Creatinine is a breakdown product of creatine, which is an important part of muscle. This article discusses the laboratory test to measure the amount of creatinine in the blood.
Creatinine can also be measured with a urine test. See: Creatinine - urine
How the test is performed
A blood sample is needed. For information on how this is done, see: Venipuncture
How to prepare for the test
The health care provider may tell you to stop taking certain drugs that may affect the test. Such drugs include:
- Aminoglycosides (for example, gentamicin)
- Heavy metal chemotherapy drugs (for example, cisplatin)
- Kidney damaging drugs such as cephalosporins (for example, cephalexin)

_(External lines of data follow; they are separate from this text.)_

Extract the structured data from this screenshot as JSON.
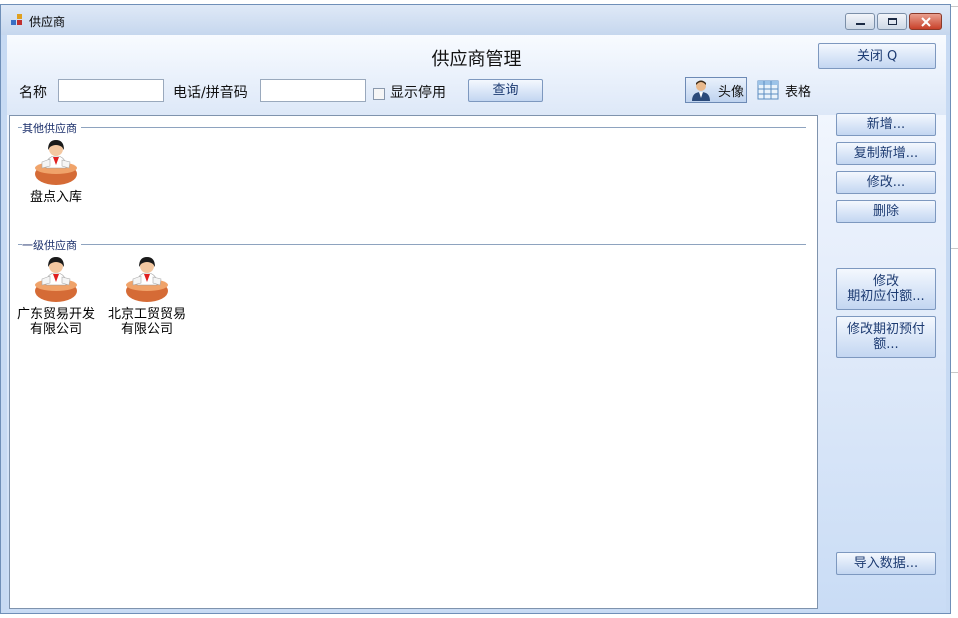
{
  "window": {
    "title": "供应商",
    "minimize_label": "minimize",
    "maximize_label": "maximize",
    "close_label": "close"
  },
  "header": {
    "page_title": "供应商管理",
    "close_button": "关闭 Q"
  },
  "search": {
    "name_label": "名称",
    "name_value": "",
    "phone_label": "电话/拼音码",
    "phone_value": "",
    "show_disabled_label": "显示停用",
    "show_disabled_checked": false,
    "query_button": "查询"
  },
  "view_toggle": {
    "avatar_label": "头像",
    "table_label": "表格",
    "selected": "头像"
  },
  "groups": [
    {
      "name": "其他供应商",
      "items": [
        {
          "lines": [
            "盘点入库"
          ]
        }
      ]
    },
    {
      "name": "一级供应商",
      "items": [
        {
          "lines": [
            "广东贸易开发",
            "有限公司"
          ]
        },
        {
          "lines": [
            "北京工贸贸易",
            "有限公司"
          ]
        }
      ]
    }
  ],
  "side_buttons": {
    "add": "新增...",
    "copy_add": "复制新增...",
    "edit": "修改...",
    "delete": "删除",
    "edit_payable_line1": "修改",
    "edit_payable_line2": "期初应付额...",
    "edit_prepaid_line1": "修改期初预付",
    "edit_prepaid_line2": "额...",
    "import": "导入数据..."
  },
  "colors": {
    "window_frame": "#c7daf3",
    "button_text": "#1d3b72",
    "group_text": "#1b2f6b",
    "close_button": "#c8412a"
  },
  "icons": {
    "supplier": "supplier-avatar-icon",
    "avatar_view": "person-avatar-icon",
    "table_view": "grid-table-icon",
    "app": "app-window-icon"
  }
}
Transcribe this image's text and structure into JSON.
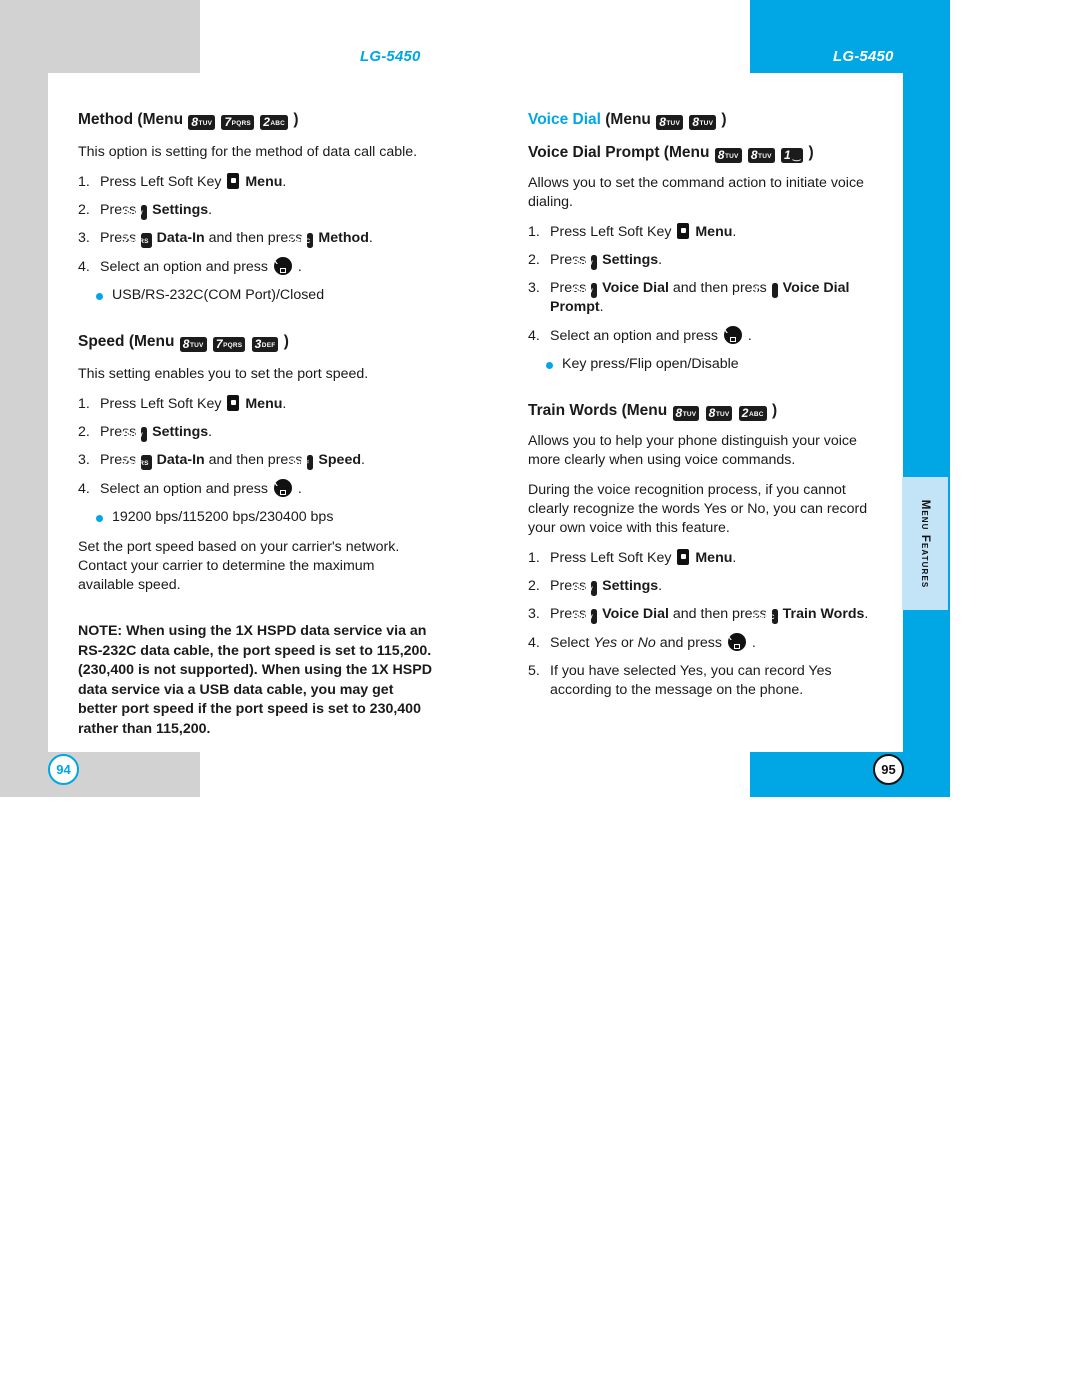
{
  "header": {
    "left_title": "LG-5450",
    "right_title": "LG-5450"
  },
  "side_tab": {
    "label": "Menu Features"
  },
  "pages": {
    "left": "94",
    "right": "95"
  },
  "colors": {
    "accent": "#00a7e4",
    "gray": "#d2d2d2",
    "tab": "#c3e3f7",
    "key": "#1c1c1c"
  },
  "left_column": {
    "method": {
      "heading_text": "Method (Menu",
      "heading_keys": [
        "8 TUV",
        "7 PQRS",
        "2 ABC"
      ],
      "heading_close": ")",
      "intro": "This option is setting for the method of data call cable.",
      "steps": [
        {
          "num": "1.",
          "text_before": "Press Left Soft Key",
          "icon": "soft-key",
          "bold_after": "Menu",
          "text_after": "."
        },
        {
          "num": "2.",
          "text_before": "Press",
          "key": "8 TUV",
          "bold_after": "Settings",
          "text_after": "."
        },
        {
          "num": "3.",
          "text_before": "Press",
          "key": "7 PQRS",
          "bold_mid": "Data-In",
          "text_mid": "and then press",
          "key2": "2 ABC",
          "bold_after": "Method",
          "text_after": "."
        },
        {
          "num": "4.",
          "text_before": "Select an option and press",
          "icon": "ok-key",
          "text_after": "."
        }
      ],
      "options": [
        "USB/RS-232C(COM Port)/Closed"
      ]
    },
    "speed": {
      "heading_text": "Speed (Menu",
      "heading_keys": [
        "8 TUV",
        "7 PQRS",
        "3 DEF"
      ],
      "heading_close": ")",
      "intro": "This setting enables you to set the port speed.",
      "steps": [
        {
          "num": "1.",
          "text_before": "Press Left Soft Key",
          "icon": "soft-key",
          "bold_after": "Menu",
          "text_after": "."
        },
        {
          "num": "2.",
          "text_before": "Press",
          "key": "8 TUV",
          "bold_after": "Settings",
          "text_after": "."
        },
        {
          "num": "3.",
          "text_before": "Press",
          "key": "7 PQRS",
          "bold_mid": "Data-In",
          "text_mid": "and then press",
          "key2": "3 DEF",
          "bold_after": "Speed",
          "text_after": "."
        },
        {
          "num": "4.",
          "text_before": "Select an option and press",
          "icon": "ok-key",
          "text_after": "."
        }
      ],
      "options": [
        "19200 bps/115200 bps/230400 bps"
      ],
      "closing": "Set the port speed based on your carrier's network. Contact your carrier to determine the maximum available speed.",
      "note": "NOTE: When using the 1X HSPD data service via an RS-232C data cable, the port speed is set to 115,200. (230,400 is not supported). When using the 1X HSPD data service via a USB data cable, you may get better port speed if the port speed is set to 230,400 rather than 115,200."
    }
  },
  "right_column": {
    "voice_dial": {
      "heading_blue": "Voice Dial",
      "heading_text": "(Menu",
      "heading_keys": [
        "8 TUV",
        "8 TUV"
      ],
      "heading_close": ")"
    },
    "voice_dial_prompt": {
      "heading_text": "Voice Dial Prompt (Menu",
      "heading_keys": [
        "8 TUV",
        "8 TUV",
        "1"
      ],
      "heading_close": ")",
      "intro": "Allows you to set the command action to initiate voice dialing.",
      "steps": [
        {
          "num": "1.",
          "text_before": "Press Left Soft Key",
          "icon": "soft-key",
          "bold_after": "Menu",
          "text_after": "."
        },
        {
          "num": "2.",
          "text_before": "Press",
          "key": "8 TUV",
          "bold_after": "Settings",
          "text_after": "."
        },
        {
          "num": "3.",
          "text_before": "Press",
          "key": "8 TUV",
          "bold_mid": "Voice Dial",
          "text_mid": "and then press",
          "key2": "1",
          "bold_after": "Voice Dial Prompt",
          "text_after": "."
        },
        {
          "num": "4.",
          "text_before": "Select an option and press",
          "icon": "ok-key",
          "text_after": "."
        }
      ],
      "options": [
        "Key press/Flip open/Disable"
      ]
    },
    "train_words": {
      "heading_text": "Train Words (Menu",
      "heading_keys": [
        "8 TUV",
        "8 TUV",
        "2 ABC"
      ],
      "heading_close": ")",
      "intro": "Allows you to help your phone distinguish your voice more clearly when using voice commands.",
      "intro2": "During the voice recognition process, if you cannot clearly recognize the words Yes or No, you can record your own voice with this feature.",
      "steps": [
        {
          "num": "1.",
          "text_before": "Press Left Soft Key",
          "icon": "soft-key",
          "bold_after": "Menu",
          "text_after": "."
        },
        {
          "num": "2.",
          "text_before": "Press",
          "key": "8 TUV",
          "bold_after": "Settings",
          "text_after": "."
        },
        {
          "num": "3.",
          "text_before": "Press",
          "key": "8 TUV",
          "bold_mid": "Voice Dial",
          "text_mid": "and then press",
          "key2": "2 ABC",
          "bold_after": "Train Words",
          "text_after": "."
        },
        {
          "num": "4.",
          "text_before": "Select",
          "italic1": "Yes",
          "text_mid": "or",
          "italic2": "No",
          "text_mid2": "and press",
          "icon": "ok-key",
          "text_after": "."
        },
        {
          "num": "5.",
          "text_before": "If you have selected Yes, you can record Yes according to the message on the phone."
        }
      ]
    }
  }
}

- Nonsteroidal anti-inflammatory drugs (NSAIDs)
- Trimethoprim
How the test will feel
When the needle is inserted to draw blood, some people feel moderate pain, while others feel only a prick or stinging sensation. Afterward, there may be some throbbing.
Why the test is performed
The test is done to see how well your kidneys work. Creatinine is removed from the body entirely by the kidneys. If kidney function is abnormal, creatinine levels will increase in the blood (because less creatinine is released through your urine).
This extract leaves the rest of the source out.